Mitchell is among a few musicians who appear throughout It Gets Me Home. (Billie Holiday is another; it would’ve been fruitful for Penman to reckon closer with the gender dynamics of popular reception and permissible behavior.) If Sinatra looked to Mitchell for what was happening, she helped Prince to recalibrate. In the ’90s and ’00s, remnants of what motivated the young Prince to flout musical, racial, and sexual convention had curdled, and the artist’s inert new songs offered the only whiff of who he had become. But late in life Prince changed his tune. He “[played] all the old songs again: just himself, a piano and a microphone.… Maybe revisiting the emotions buried in those songs might have helped jog loose something inside.” Penman is reminded of Mitchell’s 2000 album Both Sides Now, which features standards and an updated version of the title track, one of her early hits. She “sings [the songs] inside out,” he writes, “sings them with her 57-year-old voice and all it contains: all the love, desire, and disappointment.”

This, ultimately, is what we listen for, at least in music that matters to us—for the specificity of the moment of creation and the developments that surround it. Music doesn’t signify as words do; it’s rarely an effective conduit for truth or political discourse, as Penman argues via Fahey and Adorno. At the same time, music resists linguistic misdirection, the effects of saying what one doesn’t mean. “Shelves of books are devoted to unearthing the fugitive ‘meaning’ of pretty song lyrics,” Penman writes, “yet often it’s some forgotten scrap of melody that cracks us apart.” If he likes for artists to resist straightforwardness, it’s because it opens the door for the production of new meaning, the recoding of their words according to how they are said.
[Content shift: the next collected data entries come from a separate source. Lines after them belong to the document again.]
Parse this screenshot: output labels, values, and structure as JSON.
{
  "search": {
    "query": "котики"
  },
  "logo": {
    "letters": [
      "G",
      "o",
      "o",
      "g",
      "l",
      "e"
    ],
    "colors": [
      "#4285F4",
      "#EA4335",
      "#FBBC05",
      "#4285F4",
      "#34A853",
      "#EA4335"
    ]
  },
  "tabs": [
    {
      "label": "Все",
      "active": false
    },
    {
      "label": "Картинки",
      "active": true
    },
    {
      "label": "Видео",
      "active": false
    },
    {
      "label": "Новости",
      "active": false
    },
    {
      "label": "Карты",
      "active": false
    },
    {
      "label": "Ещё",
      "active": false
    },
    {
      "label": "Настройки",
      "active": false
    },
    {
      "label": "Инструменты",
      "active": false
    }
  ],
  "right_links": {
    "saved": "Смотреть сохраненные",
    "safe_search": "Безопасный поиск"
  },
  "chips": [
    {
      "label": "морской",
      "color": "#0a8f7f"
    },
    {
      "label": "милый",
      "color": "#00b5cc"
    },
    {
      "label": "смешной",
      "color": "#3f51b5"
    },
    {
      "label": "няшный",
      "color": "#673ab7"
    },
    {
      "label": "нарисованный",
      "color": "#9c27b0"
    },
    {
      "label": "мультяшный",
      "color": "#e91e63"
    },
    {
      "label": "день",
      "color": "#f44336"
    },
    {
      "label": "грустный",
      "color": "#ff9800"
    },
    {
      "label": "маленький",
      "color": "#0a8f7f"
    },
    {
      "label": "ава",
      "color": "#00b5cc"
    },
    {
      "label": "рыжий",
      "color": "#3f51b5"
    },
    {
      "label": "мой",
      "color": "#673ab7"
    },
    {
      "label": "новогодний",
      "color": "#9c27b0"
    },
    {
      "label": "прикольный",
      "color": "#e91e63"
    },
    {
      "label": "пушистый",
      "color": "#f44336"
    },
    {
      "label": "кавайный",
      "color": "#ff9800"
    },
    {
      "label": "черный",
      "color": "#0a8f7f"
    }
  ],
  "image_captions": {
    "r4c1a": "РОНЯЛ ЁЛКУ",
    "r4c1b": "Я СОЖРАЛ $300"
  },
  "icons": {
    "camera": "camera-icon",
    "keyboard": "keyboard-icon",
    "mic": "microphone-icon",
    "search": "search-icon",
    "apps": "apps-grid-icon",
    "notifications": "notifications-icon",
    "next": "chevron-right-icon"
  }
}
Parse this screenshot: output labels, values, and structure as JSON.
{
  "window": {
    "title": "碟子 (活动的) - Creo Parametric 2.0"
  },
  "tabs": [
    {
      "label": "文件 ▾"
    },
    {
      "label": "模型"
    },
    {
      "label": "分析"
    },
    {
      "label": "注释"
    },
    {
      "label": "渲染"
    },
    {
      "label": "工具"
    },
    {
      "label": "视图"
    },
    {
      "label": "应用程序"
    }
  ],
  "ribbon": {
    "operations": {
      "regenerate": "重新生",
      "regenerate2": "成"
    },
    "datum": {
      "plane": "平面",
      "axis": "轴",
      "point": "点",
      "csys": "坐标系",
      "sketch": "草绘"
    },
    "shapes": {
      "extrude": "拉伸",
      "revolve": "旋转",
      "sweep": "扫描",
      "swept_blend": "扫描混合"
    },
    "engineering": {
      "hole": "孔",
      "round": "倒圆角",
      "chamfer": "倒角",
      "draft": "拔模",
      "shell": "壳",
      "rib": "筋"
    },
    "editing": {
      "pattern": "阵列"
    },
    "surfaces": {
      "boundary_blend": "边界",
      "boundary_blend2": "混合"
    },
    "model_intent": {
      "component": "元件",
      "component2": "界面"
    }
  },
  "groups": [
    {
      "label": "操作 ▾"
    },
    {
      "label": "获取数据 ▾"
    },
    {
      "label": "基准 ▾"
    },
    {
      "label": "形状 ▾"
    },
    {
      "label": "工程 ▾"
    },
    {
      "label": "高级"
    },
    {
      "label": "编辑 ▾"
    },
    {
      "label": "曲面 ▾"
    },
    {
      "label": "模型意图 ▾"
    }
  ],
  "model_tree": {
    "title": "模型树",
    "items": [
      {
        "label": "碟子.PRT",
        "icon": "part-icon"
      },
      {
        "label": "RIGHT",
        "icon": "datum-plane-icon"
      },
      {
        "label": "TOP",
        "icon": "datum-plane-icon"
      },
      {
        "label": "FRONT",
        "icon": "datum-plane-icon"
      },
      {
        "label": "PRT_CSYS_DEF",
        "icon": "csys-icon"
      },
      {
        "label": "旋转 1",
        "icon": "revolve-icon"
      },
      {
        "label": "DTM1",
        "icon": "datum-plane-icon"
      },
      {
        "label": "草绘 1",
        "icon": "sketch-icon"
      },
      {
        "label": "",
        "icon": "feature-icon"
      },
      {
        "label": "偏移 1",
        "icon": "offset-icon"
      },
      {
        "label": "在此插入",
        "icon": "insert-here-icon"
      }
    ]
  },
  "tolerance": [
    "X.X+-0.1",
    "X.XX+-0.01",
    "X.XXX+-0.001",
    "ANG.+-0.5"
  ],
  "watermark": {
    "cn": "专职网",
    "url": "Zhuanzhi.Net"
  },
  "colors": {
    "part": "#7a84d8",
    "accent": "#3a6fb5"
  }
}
For instance, disappointed in Presley biographies, Penman turns to a late-period compilation, on which “we finally get to hear both sides of Elvis: good twin, bad twin; the creepy and threatening Elvis as well as the more familiar croony sentimentalist.” It’s through an affective listening experience that the threads of Penman’s unraveled dialectic—biography, history, sound—appear to come back together.

But there’s an additional thread now: the listener. In an essay on Proust that provides one of Penman’s epigraphs, Walter Benjamin wonders if an artist’s life and work always manifest “the undisturbed unfolding of the most fleeting, most sentimental, weakest hour in the life of the one to whom they pertain.” Benjamin reads Proust’s asthma in the rhythms of his syntax: certainly a less damning fault than megalomania, et al. But more important, Benjamin saw the artist’s time of vulnerability as a point at which readers might weave their own being into the work. “When Proust in a well-known passage described the hour that was most his own,” Benjamin says, reading between the lines, “he did it in such a way that everyone can find it in his own existence.” Our existence thus woven with the artist’s, we’re enabled, if need be, to start the process of unraveling for good.